Our aim in this work direction is to develop a novel contrastive objective that is robust to confounders. Indeed, as previously mentioned, contiguous samples are temporally dependent on the early prediction of rare events. In addition, highly impactful domains of application such as Electronic Health Records data exhibit confounding factors at various scales. For instance, samples can come from several hospitals or acquisition devices. Supervised methods can learn the required degree of invariances to these shifts. However, state-of-the-art contrastive learning methods are not designed to handle confounding factors in the data. To achieve this goal, we aim to build on prior works developed for the specific case where representation should be identical or independent across familiar sources.
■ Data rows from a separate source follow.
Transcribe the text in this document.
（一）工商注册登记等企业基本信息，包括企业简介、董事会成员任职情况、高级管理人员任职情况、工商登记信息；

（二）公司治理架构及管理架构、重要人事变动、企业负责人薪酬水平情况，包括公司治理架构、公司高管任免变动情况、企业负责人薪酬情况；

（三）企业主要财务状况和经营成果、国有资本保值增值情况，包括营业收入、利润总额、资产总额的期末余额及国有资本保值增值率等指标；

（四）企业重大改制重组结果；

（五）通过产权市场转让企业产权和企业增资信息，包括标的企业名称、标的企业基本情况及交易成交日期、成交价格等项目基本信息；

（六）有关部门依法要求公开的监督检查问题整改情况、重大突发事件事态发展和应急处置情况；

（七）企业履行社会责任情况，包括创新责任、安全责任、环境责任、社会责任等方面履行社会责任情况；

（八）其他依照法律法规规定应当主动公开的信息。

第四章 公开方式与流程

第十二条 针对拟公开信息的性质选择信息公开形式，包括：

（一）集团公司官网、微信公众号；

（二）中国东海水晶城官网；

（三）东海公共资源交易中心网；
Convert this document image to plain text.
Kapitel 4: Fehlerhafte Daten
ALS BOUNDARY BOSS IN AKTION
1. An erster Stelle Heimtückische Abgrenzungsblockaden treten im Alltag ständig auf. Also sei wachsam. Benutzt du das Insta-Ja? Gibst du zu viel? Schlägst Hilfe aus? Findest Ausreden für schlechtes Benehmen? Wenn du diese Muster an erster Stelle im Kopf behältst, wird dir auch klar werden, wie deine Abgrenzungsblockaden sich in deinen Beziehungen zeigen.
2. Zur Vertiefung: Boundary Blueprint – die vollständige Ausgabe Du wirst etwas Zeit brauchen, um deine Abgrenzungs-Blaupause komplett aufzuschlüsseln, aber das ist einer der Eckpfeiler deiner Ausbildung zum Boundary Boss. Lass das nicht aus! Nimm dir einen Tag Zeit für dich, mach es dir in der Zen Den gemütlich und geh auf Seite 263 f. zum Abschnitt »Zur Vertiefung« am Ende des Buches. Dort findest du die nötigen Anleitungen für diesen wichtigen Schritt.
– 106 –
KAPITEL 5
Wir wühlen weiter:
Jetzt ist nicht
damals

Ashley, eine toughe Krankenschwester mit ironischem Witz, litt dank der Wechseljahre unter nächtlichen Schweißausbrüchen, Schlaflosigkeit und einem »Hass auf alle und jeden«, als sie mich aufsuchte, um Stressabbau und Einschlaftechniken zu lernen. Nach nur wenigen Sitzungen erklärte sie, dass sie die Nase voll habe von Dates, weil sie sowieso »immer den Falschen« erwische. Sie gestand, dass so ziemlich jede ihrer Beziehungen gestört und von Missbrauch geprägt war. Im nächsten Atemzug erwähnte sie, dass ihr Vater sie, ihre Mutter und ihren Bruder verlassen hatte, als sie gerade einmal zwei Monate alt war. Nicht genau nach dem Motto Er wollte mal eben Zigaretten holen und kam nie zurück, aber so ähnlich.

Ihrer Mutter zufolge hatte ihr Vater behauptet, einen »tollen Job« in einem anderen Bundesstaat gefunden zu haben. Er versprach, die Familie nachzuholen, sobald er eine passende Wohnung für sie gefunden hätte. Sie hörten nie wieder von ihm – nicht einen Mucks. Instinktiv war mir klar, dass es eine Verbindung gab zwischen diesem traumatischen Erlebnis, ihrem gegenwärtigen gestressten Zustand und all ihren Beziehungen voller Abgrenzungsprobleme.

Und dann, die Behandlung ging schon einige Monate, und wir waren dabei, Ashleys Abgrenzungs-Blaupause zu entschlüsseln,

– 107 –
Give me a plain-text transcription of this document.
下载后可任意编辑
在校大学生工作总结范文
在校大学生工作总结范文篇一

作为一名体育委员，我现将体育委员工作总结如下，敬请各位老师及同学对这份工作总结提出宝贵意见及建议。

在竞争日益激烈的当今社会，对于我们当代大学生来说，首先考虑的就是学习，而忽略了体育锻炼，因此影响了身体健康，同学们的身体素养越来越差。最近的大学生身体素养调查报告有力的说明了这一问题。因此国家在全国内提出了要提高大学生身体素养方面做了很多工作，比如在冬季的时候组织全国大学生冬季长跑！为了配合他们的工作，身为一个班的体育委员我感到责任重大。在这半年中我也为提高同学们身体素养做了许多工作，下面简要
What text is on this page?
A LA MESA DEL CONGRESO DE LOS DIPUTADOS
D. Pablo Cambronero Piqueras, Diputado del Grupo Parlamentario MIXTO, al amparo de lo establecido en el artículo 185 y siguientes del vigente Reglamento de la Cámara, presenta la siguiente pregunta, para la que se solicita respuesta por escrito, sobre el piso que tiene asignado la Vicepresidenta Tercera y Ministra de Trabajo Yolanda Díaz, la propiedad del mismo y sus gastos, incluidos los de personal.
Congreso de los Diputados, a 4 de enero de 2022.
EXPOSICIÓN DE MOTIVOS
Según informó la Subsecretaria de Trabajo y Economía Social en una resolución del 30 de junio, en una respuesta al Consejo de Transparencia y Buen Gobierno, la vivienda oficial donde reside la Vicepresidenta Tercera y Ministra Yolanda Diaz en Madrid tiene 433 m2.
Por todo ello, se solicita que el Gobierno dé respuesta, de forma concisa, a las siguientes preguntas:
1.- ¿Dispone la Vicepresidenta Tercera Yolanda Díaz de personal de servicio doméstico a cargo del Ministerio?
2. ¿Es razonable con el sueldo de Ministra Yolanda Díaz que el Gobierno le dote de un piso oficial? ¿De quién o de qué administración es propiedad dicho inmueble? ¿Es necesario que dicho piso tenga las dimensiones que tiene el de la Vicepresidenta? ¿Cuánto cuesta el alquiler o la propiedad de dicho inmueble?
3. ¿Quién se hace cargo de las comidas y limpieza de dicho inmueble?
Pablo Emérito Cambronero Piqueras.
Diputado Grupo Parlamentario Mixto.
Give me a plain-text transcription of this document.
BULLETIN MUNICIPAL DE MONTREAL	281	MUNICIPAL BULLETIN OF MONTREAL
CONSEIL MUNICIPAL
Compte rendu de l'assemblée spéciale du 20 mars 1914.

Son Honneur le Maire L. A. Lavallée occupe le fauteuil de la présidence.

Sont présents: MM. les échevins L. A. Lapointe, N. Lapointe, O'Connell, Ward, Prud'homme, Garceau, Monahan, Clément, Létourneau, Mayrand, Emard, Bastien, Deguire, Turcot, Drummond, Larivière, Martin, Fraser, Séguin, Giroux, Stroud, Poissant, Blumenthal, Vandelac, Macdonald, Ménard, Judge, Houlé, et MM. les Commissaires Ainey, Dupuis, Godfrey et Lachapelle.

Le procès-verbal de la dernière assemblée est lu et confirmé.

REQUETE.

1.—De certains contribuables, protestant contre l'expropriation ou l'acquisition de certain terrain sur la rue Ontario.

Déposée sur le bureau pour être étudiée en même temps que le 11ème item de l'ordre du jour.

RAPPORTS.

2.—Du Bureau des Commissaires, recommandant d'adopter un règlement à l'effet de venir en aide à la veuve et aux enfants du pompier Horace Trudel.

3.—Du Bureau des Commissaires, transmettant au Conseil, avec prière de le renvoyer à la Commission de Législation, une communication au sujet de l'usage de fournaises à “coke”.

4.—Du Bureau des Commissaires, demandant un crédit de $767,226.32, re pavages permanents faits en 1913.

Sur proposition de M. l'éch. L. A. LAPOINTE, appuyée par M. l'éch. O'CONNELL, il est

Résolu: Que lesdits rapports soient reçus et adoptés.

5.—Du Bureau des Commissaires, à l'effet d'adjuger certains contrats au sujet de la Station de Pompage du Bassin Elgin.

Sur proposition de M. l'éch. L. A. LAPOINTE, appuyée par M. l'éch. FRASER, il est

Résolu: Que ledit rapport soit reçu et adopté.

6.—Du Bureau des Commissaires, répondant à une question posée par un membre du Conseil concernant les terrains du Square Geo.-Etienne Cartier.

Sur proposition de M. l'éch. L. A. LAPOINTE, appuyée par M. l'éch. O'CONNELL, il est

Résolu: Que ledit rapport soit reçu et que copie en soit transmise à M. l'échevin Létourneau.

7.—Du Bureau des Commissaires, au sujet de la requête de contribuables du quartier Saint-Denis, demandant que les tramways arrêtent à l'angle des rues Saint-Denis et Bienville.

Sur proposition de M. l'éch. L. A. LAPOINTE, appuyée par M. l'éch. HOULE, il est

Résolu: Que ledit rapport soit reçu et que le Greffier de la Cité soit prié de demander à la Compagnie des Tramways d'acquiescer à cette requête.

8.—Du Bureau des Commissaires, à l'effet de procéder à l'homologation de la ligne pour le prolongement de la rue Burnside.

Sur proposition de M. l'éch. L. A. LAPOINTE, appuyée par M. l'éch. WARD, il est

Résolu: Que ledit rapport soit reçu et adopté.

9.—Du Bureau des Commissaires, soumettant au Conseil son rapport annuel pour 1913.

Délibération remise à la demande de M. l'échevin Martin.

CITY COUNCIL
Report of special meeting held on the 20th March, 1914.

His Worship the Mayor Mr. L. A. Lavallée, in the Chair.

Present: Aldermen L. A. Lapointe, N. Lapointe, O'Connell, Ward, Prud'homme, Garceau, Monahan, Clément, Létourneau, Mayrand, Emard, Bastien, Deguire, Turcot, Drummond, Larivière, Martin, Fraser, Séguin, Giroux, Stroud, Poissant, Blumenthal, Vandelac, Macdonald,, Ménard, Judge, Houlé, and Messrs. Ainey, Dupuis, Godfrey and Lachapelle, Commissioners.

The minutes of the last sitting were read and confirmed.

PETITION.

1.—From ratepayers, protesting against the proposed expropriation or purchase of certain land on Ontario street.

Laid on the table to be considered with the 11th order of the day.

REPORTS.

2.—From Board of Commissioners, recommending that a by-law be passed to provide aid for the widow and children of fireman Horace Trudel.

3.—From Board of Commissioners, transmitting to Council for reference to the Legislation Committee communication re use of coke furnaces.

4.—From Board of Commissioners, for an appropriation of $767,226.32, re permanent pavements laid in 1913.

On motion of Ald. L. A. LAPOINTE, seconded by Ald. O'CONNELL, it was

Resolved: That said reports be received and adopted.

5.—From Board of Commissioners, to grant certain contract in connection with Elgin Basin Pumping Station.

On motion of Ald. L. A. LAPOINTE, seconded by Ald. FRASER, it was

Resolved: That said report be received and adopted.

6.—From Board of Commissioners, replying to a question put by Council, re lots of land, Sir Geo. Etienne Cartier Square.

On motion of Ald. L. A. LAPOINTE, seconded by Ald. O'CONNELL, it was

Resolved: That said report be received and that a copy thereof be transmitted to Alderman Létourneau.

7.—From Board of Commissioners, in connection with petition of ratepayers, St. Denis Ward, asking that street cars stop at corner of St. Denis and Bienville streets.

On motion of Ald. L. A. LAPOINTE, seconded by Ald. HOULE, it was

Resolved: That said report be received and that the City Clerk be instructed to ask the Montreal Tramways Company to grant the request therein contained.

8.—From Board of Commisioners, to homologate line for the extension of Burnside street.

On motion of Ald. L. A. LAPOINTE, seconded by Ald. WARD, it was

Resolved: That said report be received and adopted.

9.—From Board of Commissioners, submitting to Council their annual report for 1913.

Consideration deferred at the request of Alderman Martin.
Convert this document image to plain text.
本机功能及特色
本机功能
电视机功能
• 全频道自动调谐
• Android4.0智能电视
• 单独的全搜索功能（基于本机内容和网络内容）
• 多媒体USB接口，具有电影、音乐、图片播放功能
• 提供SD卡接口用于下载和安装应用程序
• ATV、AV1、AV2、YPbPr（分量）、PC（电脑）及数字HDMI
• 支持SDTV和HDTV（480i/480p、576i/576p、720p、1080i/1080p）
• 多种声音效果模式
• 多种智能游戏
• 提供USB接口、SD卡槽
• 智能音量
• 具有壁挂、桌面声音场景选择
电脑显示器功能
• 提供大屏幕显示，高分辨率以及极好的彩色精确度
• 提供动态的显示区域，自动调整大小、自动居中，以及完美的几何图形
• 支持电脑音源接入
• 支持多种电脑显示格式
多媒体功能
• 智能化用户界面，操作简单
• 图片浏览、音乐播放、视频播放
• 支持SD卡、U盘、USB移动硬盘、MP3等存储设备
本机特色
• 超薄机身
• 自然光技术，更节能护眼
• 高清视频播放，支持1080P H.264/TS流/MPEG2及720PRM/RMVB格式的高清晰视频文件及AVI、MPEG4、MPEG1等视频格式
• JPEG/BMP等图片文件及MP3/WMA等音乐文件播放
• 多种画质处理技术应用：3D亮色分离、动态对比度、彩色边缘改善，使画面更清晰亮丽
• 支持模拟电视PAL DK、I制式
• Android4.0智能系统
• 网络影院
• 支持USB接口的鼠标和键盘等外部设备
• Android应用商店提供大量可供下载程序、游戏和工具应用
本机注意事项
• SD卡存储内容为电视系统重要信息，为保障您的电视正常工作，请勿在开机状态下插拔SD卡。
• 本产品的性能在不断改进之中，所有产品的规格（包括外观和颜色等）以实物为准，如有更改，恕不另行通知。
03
We aim to show we can surpass both previous self-supervised methods and supervised counterparts, notably when the proportion of labelled data decreases, by building a negative sampling approach accounting for such confounding effects. We proposed Neighborhood Contrastive Learning (NCL) [7], a novel self-supervised learning objective for data suffering from confounders. By redefining negative sampling around the definition of neighbour samples, this objective allows learning representations with a tunable dependence on identified confounding factors. In particular, we show superiority over existing contrastive learning methods for the early prediction of organ failures.

Involved Group Members: Hugo Yeche, Rita Kuznetsova, Alizée Pace, Manuel Burger, Gunnar Rätsch

References
[1] Fortuin, V., Hüser, M., Locatello, F. & Strathmann, H. Som-vae: Interpretable discrete representation learning on time series. ​arXiv preprint arXiv​ (2018).
[2] Lyu, X., Hueser, M., Hyland, S. L. & Zerveas, G. Improving clinical predictions through unsupervised time series representation learning. ​arXiv preprint arXiv​ (2018).
[3] Manduchi, L., Hüser, M., Vogt, J., Rätsch, G. & Fortuin, V. DPSOM: Deep Probabilistic Clustering with Self-Organizing Maps. ​arXiv [cs.LG]​ (2019).
[4] Manduchi, L., Hüser, M., Rätsch, G. & Fortuin, V. Variational pSOM: Deep Probabilistic Clustering with Self-Organizing Maps. (2019).
[5] Fortuin, V., Baranchuk, D., Rätsch, G. & Mandt, S. GP-VAE: Deep Probabilistic Time Series Imputation. ​arXiv 1907–04155 (2019).
[6] Rosnati, M. & Fortuin, V. MGP-AttTCN: An Interpretable Machine Learning Model for the Prediction of Sepsis.arXiv [cs.LG]​ (2019).
[7] Yèche, Hugo, et al. "Neighborhood contrastive learning applied to online patient monitoring." International Conference on Machine Learning. PMLR, 2021.